Tout ces textes, et bien d’autres de ceux qui sont regroupés dans ce livre, m’ont très fortement interpellé, mais aucun ne l’a fait autant que La notion du temps et des saisons (c’est à ce texte que le livre doit son titre, je crois). Rappelez-vous:

« Quelles que soient nos raisons, on a tous une saison favorite dans l’année, et dans un pays comme le nôtre, il n’y a ni beaucoup de place, ni beaucoup de temps pour les nuances au moment de passer de l’une à l’autre. […]

« Personnellement, j’aime l’automne autant que le printemps et plus que l’hiver et même l’été. C’est une saison de travail, de mise à jour et d’inventaire. C’est aussi une saison d’espoir puisqu’en définitive, on sait qu’il y aura l’hiver mais qu’après l’hiver, les cycles de vie recommenceront.

« L’automne est à la fois nuance et contradiction, je pense qu’il en est de même, à certains moments, de l’organisation des sociétés et de la vie politique comme de la définition des choix culturels et sociaux. Aux époques de forte polarisation succèdent où  ceux qui sont d’abord des gens d’action se retrouvent plus difficilement à l’aise au sortir de leurs bagarres et au moment où les tensions dont ils étaient à la fois victimes et sources n’entraînent plus le militantisme. […]

« Comment ne pas voir partout les signes qui indiquent que le rêve québécois comme « la certaine idée » que l’on pouvait se faire de son avenir au cours de la dernière génération par exemple, change maintenant de couleur plus vite que les feuilles des arbres. Ceux qui ont tout mis dans ce rêve, soit pour le promouvoir, soit pour s’y opposer, sont apparemment sans alternative d’action valable à ce moment-ci. » […]

« … les années qui viennent seront peut-être celles où en apparence il ne se passe pas grand-chose et où on attend effectivement que quelque chose arrive. Je pense que ce seront surtout celles où se referont les forces, où les idées se mettront en ordre, où de nouvelles cohérences pourront se définir par rapport aux moyens qu’on doit se donner pour atteindre comme société les niveaux de qualité et d’excellence que nous souhaitons pour nous-mêmes et pour les autres. Des années difficiles pour les politiciens, mais propices à la politique: des années de mutation.

« Il me répugne d’imaginer que l’automne soit définitif et que l’hiver puisse n’avoir jamais de fin. Même si c’était là une évidence, je voudrais quand même croire à mieux et à plus beau pour l’avenir.
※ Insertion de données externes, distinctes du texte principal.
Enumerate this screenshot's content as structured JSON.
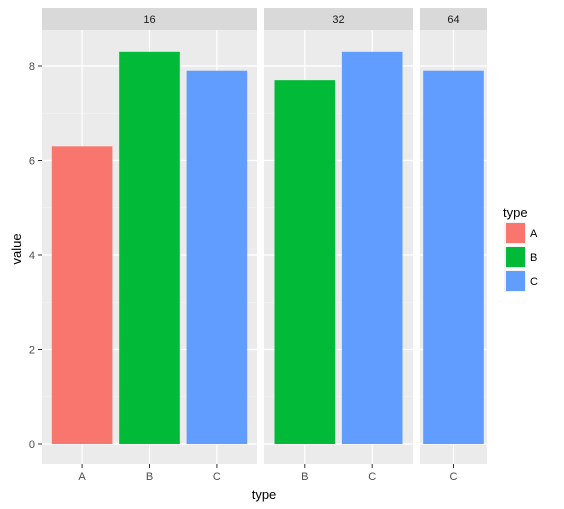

« C’est maintenant le temps d’écouter à nouveau les gens d’idées, les architectes, les créateurs, les concepteurs et même les rêveurs pour les entendre imaginer l’avenir, choisir des créneaux et proposer des stratégies pour en arriver à faire que nous soyons autant que possible parmi les meilleures partout où nous ne sommes pas les plus forts. Et s’il se trouve encore quelques spécimens de cette race rare et souvent malmenée par les caprices de la concurrence économique, demandez-leur de réapprendre à parler, de réinventer l’université et de prendre le pouvoir, le temps de deux saisons, pour esquisser, militants sans uniformes et sans partis, les possibles imaginables. »

Vous aviez quarante-cinq ans, ou à-peu-près, quand vous avez écrit ces textes. J’en ai aujourd’hui trente-huit. Vous aviez quatre jeunes enfants. J’en ai trois. Vous aviez déjà été ministre et délégué du Québec à Bruxelles, mais vous n’aviez pas encore commencé la partie de votre vie qui correspond à l’image que j’ai de vous, comme maire de Québec.

Je suis évidemment curieux de savoir l’analyse que vous faites de la situation du Québec aujourd’hui. Quelle saison croyez-vous que nous traversons? Quand viendra le printemps? Et quels sont les moyens qui vous semblent les plus adéquats pour faire apparaître les possibles imaginables?

Mais plus encore — et c’est la raison pour laquelle je m’adresse à vous — j’aimerais pouvoir compter sur votre sagesse et vos conseils quant à la manière d’esquisser également, sur un plan plus personnel, mes propres possibles imaginables; et pour mieux définir comment je pourrais dans le futur prendre le pouvoir encore un peu plus que je n’ai su le faire jusqu’à présent.

Accepterez-vous de participer, dans cet esprit, à la prochaine réunion de mon Conseil d’administration virtuel?